England captain Owen Farrell insists he has learned from his tackle course

Owen Farrell insists he has learned from his tackle course (John Walton/PA) (PA Wire)
Owen Farrell insists he has learned from his tackle course (John Walton/PA) (PA Wire)

Owen Farrell insists he has emerged from an uncomfortable period of his career that has seen his build up to the Guinness Six Nations disrupted by the spotlight on his tackle technique.

Farrell will be available for the February 4 opener against Scotland after completing a three-match ban for a dangerous challenge on Gloucester’s Jack Clement earlier this month.

The suspension was reduced from four games after he completed a tackle course and it is the third time England’s captain has been sidelined on disciplinary grounds for the same offence.

Adding to the furore was the Rugby Football Union’s insistence that Saracens’ clash with Bristol on Saturday could form part of the ban, even though England internationals do not play in the final club game before the Six Nations.

“It’s not nice to be in that situation, it’s definitely not. Especially in that period when you don’t quite know what is happening,” Farrell said.

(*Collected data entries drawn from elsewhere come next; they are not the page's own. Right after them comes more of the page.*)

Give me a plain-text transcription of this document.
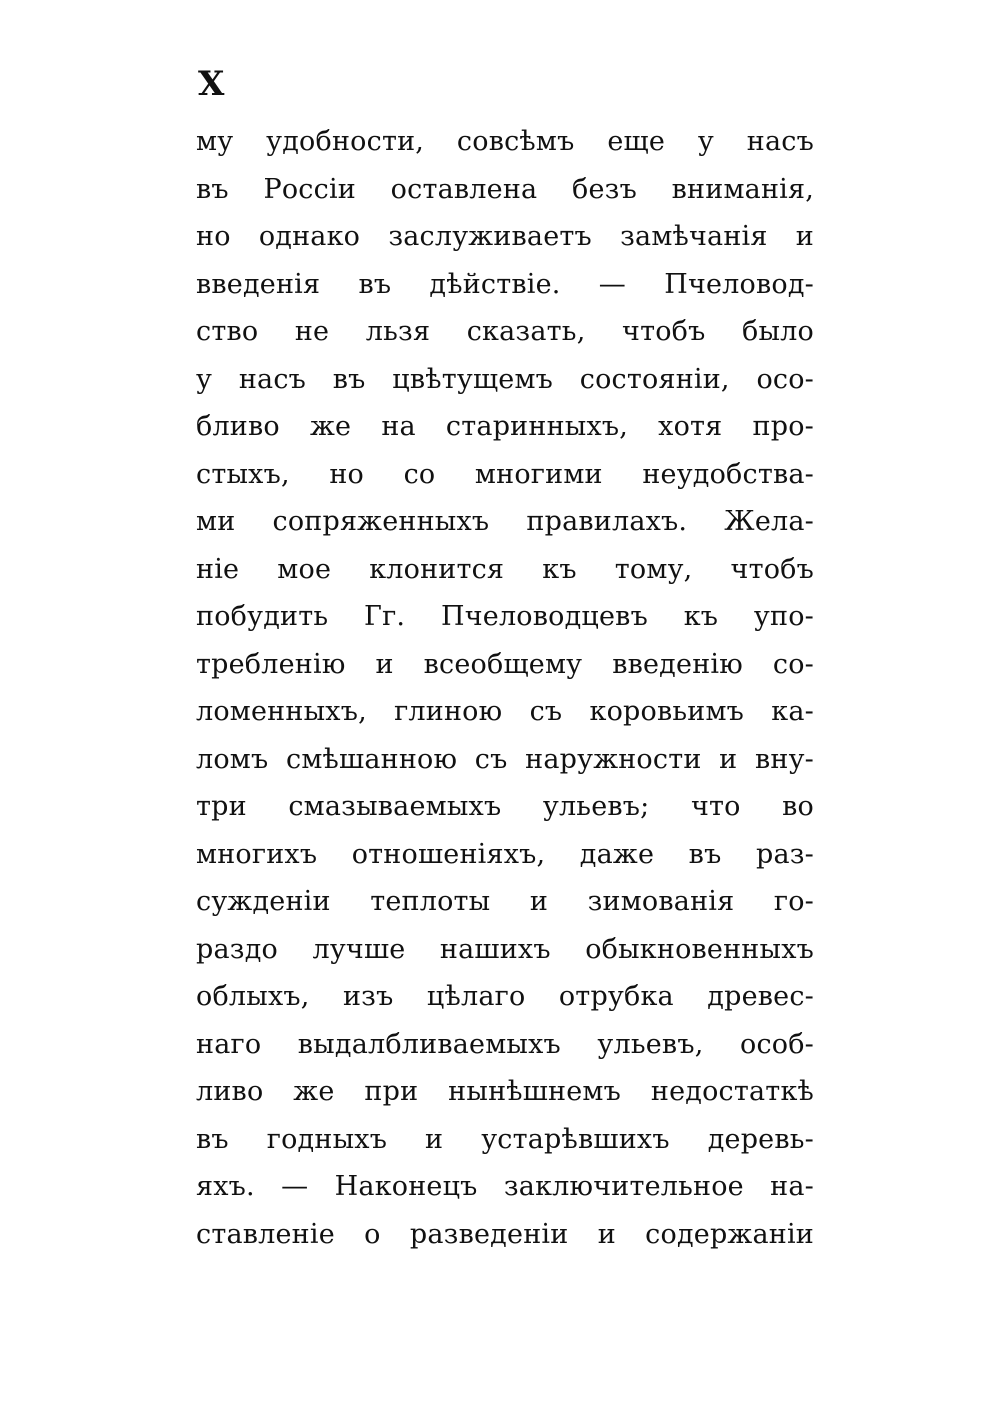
X
му удобности, совсѣмъ еще у насъ
въ Россiи оставлена безъ вниманiя,
но однако заслуживаетъ замѣчанiя и
введенiя въ дѣйствiе. — Пчеловод-
ство не льзя сказать, чтобъ было
у насъ въ цвѣтущемъ состоянiи, осо-
бливо же на старинныхъ, хотя про-
стыхъ, но со многими неудобства-
ми сопряженныхъ правилахъ. Жела-
нiе мое клонится къ тому, чтобъ
побудить Гг. Пчеловодцевъ къ упо-
требленiю и всеобщему введенiю со-
ломенныхъ, глиною съ коровьимъ ка-
ломъ смѣшанною съ наружности и вну-
три смазываемыхъ ульевъ; что во
многихъ отношенiяхъ, даже въ раз-
сужденiи теплоты и зимованiя го-
раздо лучше нашихъ обыкновенныхъ
облыхъ, изъ цѣлаго отрубка древес-
наго выдалбливаемыхъ ульевъ, особ-
ливо же при нынѣшнемъ недостаткѣ
въ годныхъ и устарѣвшихъ деревь-
яхъ. — Наконецъ заключительное на-
ставленiе о разведенiи и содержанiи
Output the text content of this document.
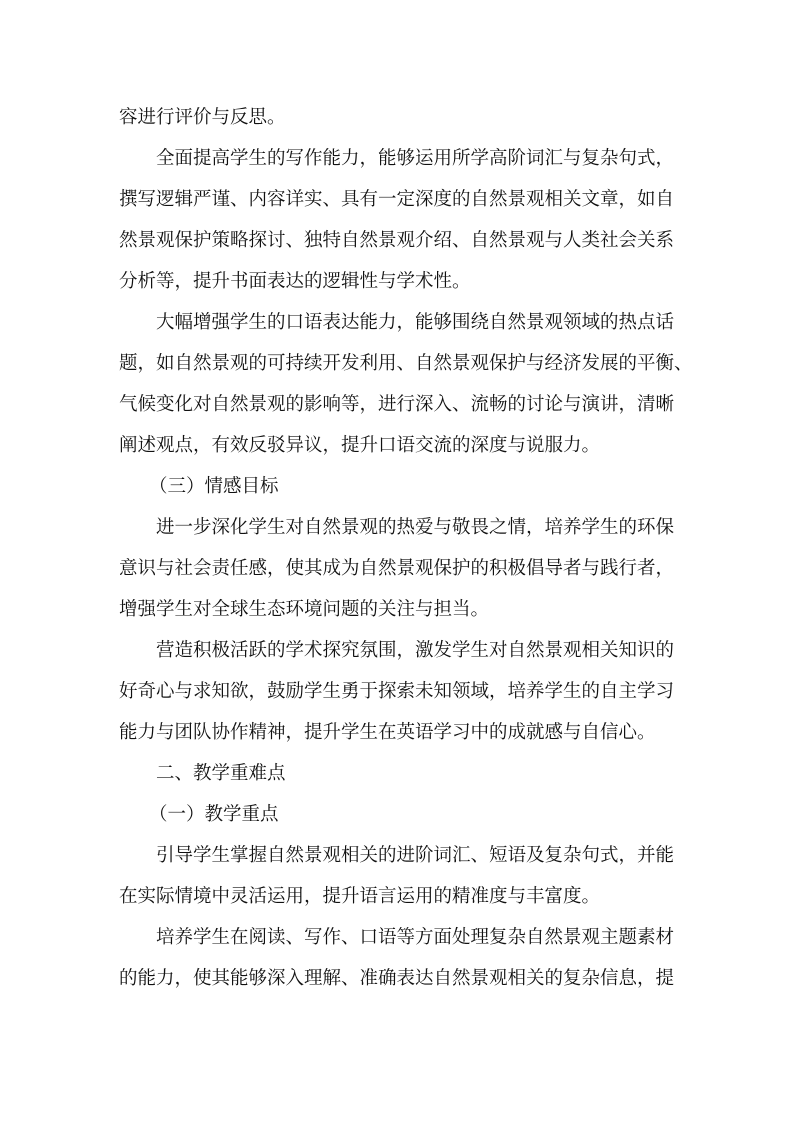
容进行评价与反思。
全面提高学生的写作能力，能够运用所学高阶词汇与复杂句式，
撰写逻辑严谨、内容详实、具有一定深度的自然景观相关文章，如自
然景观保护策略探讨、独特自然景观介绍、自然景观与人类社会关系
分析等，提升书面表达的逻辑性与学术性。
大幅增强学生的口语表达能力，能够围绕自然景观领域的热点话
题，如自然景观的可持续开发利用、自然景观保护与经济发展的平衡、
气候变化对自然景观的影响等，进行深入、流畅的讨论与演讲，清晰
阐述观点，有效反驳异议，提升口语交流的深度与说服力。
（三）情感目标
进一步深化学生对自然景观的热爱与敬畏之情，培养学生的环保
意识与社会责任感，使其成为自然景观保护的积极倡导者与践行者，
增强学生对全球生态环境问题的关注与担当。
营造积极活跃的学术探究氛围，激发学生对自然景观相关知识的
好奇心与求知欲，鼓励学生勇于探索未知领域，培养学生的自主学习
能力与团队协作精神，提升学生在英语学习中的成就感与自信心。
二、教学重难点
（一）教学重点
引导学生掌握自然景观相关的进阶词汇、短语及复杂句式，并能
在实际情境中灵活运用，提升语言运用的精准度与丰富度。
培养学生在阅读、写作、口语等方面处理复杂自然景观主题素材
的能力，使其能够深入理解、准确表达自然景观相关的复杂信息，提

“Whatever decision was made, I would have accepted that decision and made sure I came ready to get on with what’s in front of us.

I have been on the tackle course. It makes you look at what you could do better from the situation you were in in the first place and I’ve obviously had time to step back and have a look at that and learn from it

Owen Farrell

“I have been on the tackle course. It makes you look at what you could do better from the situation you were in in the first place and I’ve obviously had time to step back and have a look at that and learn from it.

“It’s where the game is going in terms of making itself safer and making sure it’s played in the right way.”

Farrell was speaking at the Six Nations launch in central London, where Steve Borthwick was appearing for the first time having been appointed England’s new head coach.

A dire 2022 brought about the end of Eddie Jones’ seven-year reign, leaving his successor Borthwick with a race against time to shape the team into a force for the Calcutta Cup clash.

While Jones revelled in provoking opponents, Borthwick will adopt a different approach shaped by his own experience as an England second row.

“I’m not going to play mind games. I’ll leave that to other coaches. My strategy is to be very up front. What I’m going to do is be me and be authentic to me,” Borthwick said.

“What’s that? I care deeply about my players. I want them to go out on to the field and play for England and be the best version of themselves.

“As a player I was privileged to play 57 times for England. I had the great honour of captaining my country on 21 occasions.

“Now I look back at a lot of that time and I regret a lot of the things I didn’t do. Did I ever give the very, very best account of myself? I always put the effort in, but did I ever feel I put all my strengths on to the pitch?

“Would I like to rewind the clock and go back and try and do it again? Yeah, I would. I can’t unfortunately because I’m old and can’t do it, as Owen keeps reminding me.

“I want to help these young guys not make the mistakes I made. When they’re old and have no hair like me, I want them to not have regrets.

“I don’t want them looking back thinking ‘I wish I’d done that or I could have done that’. So let’s do it.

“I sense a hunger from the England players to get back out there and put some things right, make sure we put in some performances we can be proud of. But we’ve got work to do, that’s very clear.”